There are limitations to the DTI method as applied here. Most are due to the low spatial resolution of the diffusion data acquired in the relatively small rhesus brain. At this resolution partial voluming effects can make interpreting or finding results difficult. The TBSS analysis applied here addresses this limitation by using only voxels from the centers of large WM tracts in individual subjects. Partial voluming can also make registration difficult, which is another reason why we used the nonlinear registration built into the TBSS processing pipeline to perform our voxelwise analyses. The low angular resolution (that is, the small number of directions acquired for the DTI data), especially when combined with the low spatial resolution of our data, also makes accurate probabilistic tractography difficult, which is why it was not performed in these studies. Tractography would be helpful in future studies to determine the exact tracts affected in the clusters with group differences, although it would not help in determining the directionality of the affected fibers.

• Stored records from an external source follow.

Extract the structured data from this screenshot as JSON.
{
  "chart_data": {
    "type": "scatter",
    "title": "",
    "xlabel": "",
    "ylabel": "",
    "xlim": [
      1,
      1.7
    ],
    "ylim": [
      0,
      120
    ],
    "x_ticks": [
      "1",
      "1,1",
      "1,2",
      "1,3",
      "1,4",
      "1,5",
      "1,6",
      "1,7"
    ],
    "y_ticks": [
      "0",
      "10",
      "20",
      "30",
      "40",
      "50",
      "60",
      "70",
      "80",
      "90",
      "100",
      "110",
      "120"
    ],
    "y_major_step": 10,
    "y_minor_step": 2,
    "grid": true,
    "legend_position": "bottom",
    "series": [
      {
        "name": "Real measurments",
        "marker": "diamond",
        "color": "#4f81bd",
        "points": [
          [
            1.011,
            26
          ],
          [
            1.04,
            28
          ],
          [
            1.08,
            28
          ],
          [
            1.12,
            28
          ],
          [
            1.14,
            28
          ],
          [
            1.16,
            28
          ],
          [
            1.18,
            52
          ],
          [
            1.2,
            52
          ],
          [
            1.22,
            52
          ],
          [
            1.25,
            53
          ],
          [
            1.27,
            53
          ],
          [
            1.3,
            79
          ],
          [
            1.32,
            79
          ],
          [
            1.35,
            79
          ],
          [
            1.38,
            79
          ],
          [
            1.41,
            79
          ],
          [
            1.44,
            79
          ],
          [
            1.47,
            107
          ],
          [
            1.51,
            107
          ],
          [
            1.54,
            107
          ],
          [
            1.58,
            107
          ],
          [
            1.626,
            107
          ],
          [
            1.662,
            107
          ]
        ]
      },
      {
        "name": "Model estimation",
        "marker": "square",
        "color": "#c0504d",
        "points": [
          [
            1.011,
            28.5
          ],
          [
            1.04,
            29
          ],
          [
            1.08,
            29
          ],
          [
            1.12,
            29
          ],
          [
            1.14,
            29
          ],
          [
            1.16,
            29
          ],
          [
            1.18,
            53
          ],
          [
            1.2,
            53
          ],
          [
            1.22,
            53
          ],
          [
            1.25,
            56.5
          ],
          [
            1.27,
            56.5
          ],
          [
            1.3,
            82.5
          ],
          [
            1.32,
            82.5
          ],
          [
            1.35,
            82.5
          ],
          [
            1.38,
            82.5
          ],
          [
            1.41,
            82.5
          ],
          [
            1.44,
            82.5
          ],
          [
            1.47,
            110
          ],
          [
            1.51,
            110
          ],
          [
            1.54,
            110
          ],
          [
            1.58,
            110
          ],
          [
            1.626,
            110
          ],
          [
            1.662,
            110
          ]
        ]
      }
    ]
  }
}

The correlations between infant cortisol and WM integrity found in the current study suggest that early life stress has long-term effects on brain WM in regions previously reported as vulnerable to childhood maltreatment in humans, and that are also altered in anxiety and mood disorders. One possible mechanism could be through the effects of elevated levels of glucocorticoids (GCs), in this case cortisol, on the development of WM . Oligodendrocytes that form the myelin sheath express both intracellular glucocorticoid and mineralocorticoid receptors , and recent evidence suggests that GCs suppress proliferation of oligodendrocyte precursor cells in GM and WM . Developmental studies also provide evidence that GCs modulate oligodendrocyte differentiation and myelogenesis via regulation of key oligodendroglial proteins such as myelin basic protein (MBP) , and that the effects of synthetic GCs differ as function of gestational age, with decreases in MBP immunoreactivity and numbers of oligodendrocytes associated with younger ages of GC exposure . Taken together, these studies suggest that myelination is sensitive to GCs during development, making it possible for early life stress, via elevated cortisol levels, to affect brain WM development. The associations detected in our studies between decreased FA and basal cortisol levels at one month are consistent with this possibility, although the causality of this relationship needs to be tested in future studies. Due to the strong role of brain WM in behavioral control, for example, , GC-induced alterations in brain WM development could potentially lead to the alterations reported in maltreated monkeys, including increased aggression. Our findings also open new questions and hypotheses that need to be empirically tested. Does maltreatment lead to altered function of the affected circuits? When do these differences emerge and how they unfold? Prospective, longitudinal studies beginning at birth are necessary to address these important developmental questions in the context of maltreatment to determine the most beneficial timing and type of potential treatments, as well as intervention and prevention strategies.